Longer-term the picture remains cloudy as the price is falling away from recent weekly-scale compressions so further weakness is probable in the 3 or 4 months to come. Brave traders might try to buy hereabouts for the bounce but it is more prudent to ‘wait it out’ and sell the rally as (or rather, if) it approaches the level of those weekly compressions:
As we wrote yesterday, any rally in cotton will probably help grain markets move higher and so this is an extra reason to hold on to soya meal bought yesterday or any remaining wheat long positions you may still have from the September 25th edition. This should grant some extra life to rallies in those two contracts.

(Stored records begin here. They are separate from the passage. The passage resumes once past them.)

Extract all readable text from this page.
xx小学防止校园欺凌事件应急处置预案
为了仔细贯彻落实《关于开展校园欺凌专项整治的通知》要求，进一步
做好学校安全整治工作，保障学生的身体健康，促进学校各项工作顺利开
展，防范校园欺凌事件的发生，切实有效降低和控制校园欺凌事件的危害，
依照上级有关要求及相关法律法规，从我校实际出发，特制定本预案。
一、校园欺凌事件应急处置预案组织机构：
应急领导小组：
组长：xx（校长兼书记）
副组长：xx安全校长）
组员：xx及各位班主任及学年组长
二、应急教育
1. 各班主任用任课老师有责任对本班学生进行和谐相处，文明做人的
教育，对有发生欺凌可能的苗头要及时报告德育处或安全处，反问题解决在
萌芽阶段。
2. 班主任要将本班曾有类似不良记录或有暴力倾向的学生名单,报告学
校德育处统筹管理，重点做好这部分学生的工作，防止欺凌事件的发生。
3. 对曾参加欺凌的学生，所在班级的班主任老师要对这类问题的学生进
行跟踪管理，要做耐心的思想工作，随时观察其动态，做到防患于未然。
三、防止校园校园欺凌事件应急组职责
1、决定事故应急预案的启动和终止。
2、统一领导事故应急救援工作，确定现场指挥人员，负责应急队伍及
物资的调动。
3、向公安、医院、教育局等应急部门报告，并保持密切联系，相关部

Elsewhere, Italian bond futures made a top extension earlier in the week:
This is only at a daily scale but there is some complacency in Europe right now that the ‘Euro crisis’ is over and that growth is imminent in the Southern countries. Regular readers will know that we take a different, much more pessimistic view and think that the single European currency locks less productive countries to more productive Germany in a ‘death grip’ that cannot easily be relaxed. Growth will be elusive in Spain, Italy, Greece and Portugal for the foreseeable future and so their large debts will remain unserviceable. Temporary patches cannot fix this terrible situation and so the relief rally that we have seen in Southern European equities and bonds is on weak foundations. Some bond top extension (just like this one) will mark the end of this period of false cheer and the situation will begin to unravel again. The equity markets of Spain, Italy, Portugal and Greece have all extended recently, as reported (so have Germany, Norway, the UK and the Nasdaq in the US) but it will probably be a Southern European government bond market slide that starts the next real panic. It is worth being short of BTPs here for a week or two, just in case that moment has arrived.